Q: What’s the short-term tax rate for stocks? – R.W., Canton, Ohio

A: The short-term capital gains tax rate is the same as your ordinary income tax rate, and it applies to stocks held for a year or less. If you’re in the 28 percent bracket and your gain is $5,000, you’d face a $1,400 tax bill.

The long-term capital gains tax rate, though, for qualifying assets held at least a year and a day, is just 15 percent right now for most investors. On a $5,000 gain, that would come to just $750. So if you’ve held your shares for almost a year, it might be worth it to hang on a little longer.

My dumbest investment

My dumbest investment was with a company doing a lot of business in China. It ended up being a total scam, but it was a successful “chart play” for a time. I just didn’t get out in time before it totally crashed. – M.T., Japan

The Fool responds: Many people get excited when they see the word “China” in relation to a possible investment. After all, the country has more than a billion people, which could translate to boffo sales. Some caution is warranted, though, when dealing with foreign companies or companies doing business abroad. Remember that political events (such as wars) or economic crises (such as lengthy recessions or imploding currencies) can wreak havoc on business.

Also, few countries require companies to disclose as much financial information to investors as the U.S. does. You can usually take some risk out of international investing by investing in American companies that do a lot of business abroad.

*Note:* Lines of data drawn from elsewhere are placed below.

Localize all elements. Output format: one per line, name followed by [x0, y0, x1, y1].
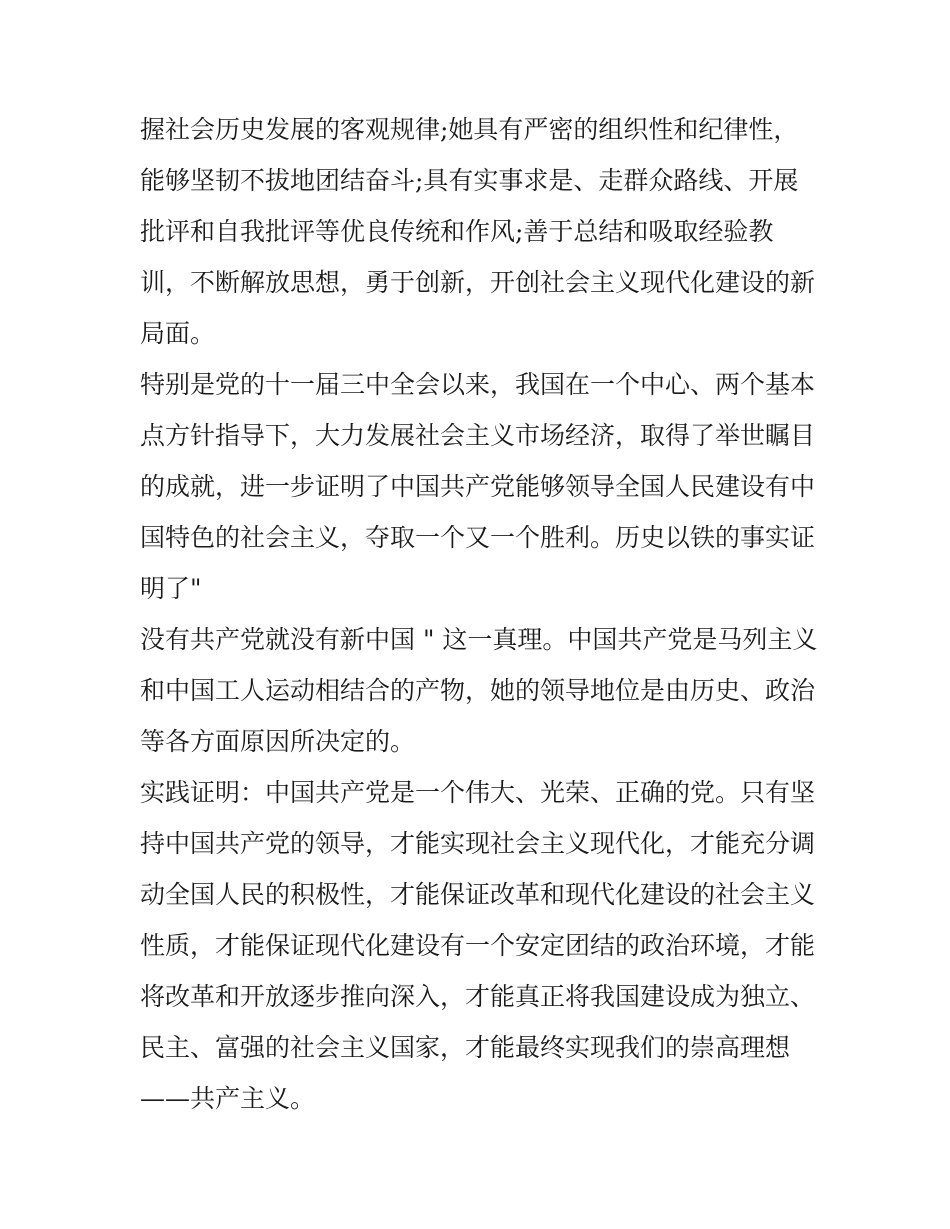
text-line: 和中国工人运动相结合的产物，她的领导地位是由历史、政治: [140, 676, 816, 705]
text-line: 的成就，进一步证明了中国共产党能够领导全国人民建设有中: [140, 472, 816, 501]
text-line: ——共产主义。: [140, 1084, 316, 1113]
text-line: 动全国人民的积极性，才能保证改革和现代化建设的社会主义: [140, 880, 816, 909]
body-text: [140, 104, 820, 1124]
text-line: 握社会历史发展的客观规律;她具有严密的组织性和纪律性，: [140, 115, 799, 144]
text-line: 能够坚韧不拔地团结奋斗;具有实事求是、走群众路线、开展: [140, 166, 799, 195]
text-line: 明了": [140, 574, 202, 603]
text-line: 训，不断解放思想，勇于创新，开创社会主义现代化建设的新: [140, 268, 816, 297]
text-line: 等各方面原因所决定的。: [140, 727, 416, 756]
text-line: 性质，才能保证现代化建设有一个安定团结的政治环境，才能: [140, 931, 816, 960]
text-line: 局面。: [140, 319, 216, 348]
text-line: 国特色的社会主义，夺取一个又一个胜利。历史以铁的事实证: [140, 523, 816, 552]
text-line: 民主、富强的社会主义国家，才能最终实现我们的崇高理想: [140, 1033, 791, 1062]
text-line: 持中国共产党的领导，才能实现社会主义现代化，才能充分调: [140, 829, 816, 858]
text-line: 将改革和开放逐步推向深入，才能真正将我国建设成为独立、: [140, 982, 816, 1011]
text-line: 特别是党的十一届三中全会以来，我国在一个中心、两个基本: [140, 370, 816, 399]
text-line: 点方针指导下，大力发展社会主义市场经济，取得了举世瞩目: [140, 421, 816, 450]
text-line: 没有共产党就没有新中国 " 这一真理。中国共产党是马列主义: [140, 625, 818, 654]
text-line: 实践证明：中国共产党是一个伟大、光荣、正确的党。只有坚: [140, 778, 816, 807]
text-line: 批评和自我批评等优良传统和作风;善于总结和吸取经验教: [140, 217, 774, 246]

Your mention of “chart play” indicates that you were engaging in “technical” analysis of stocks, where much focus is on charts of stock-price moves and interpreting them. This seems a bit like voodoo to many investors. We prefer to engage in “fundamental” analysis of companies, studying their strengths, weaknesses, financial measures and trends, and so on. In short, we view them as the businesses they are instead of simply looking at how their stock price is moving.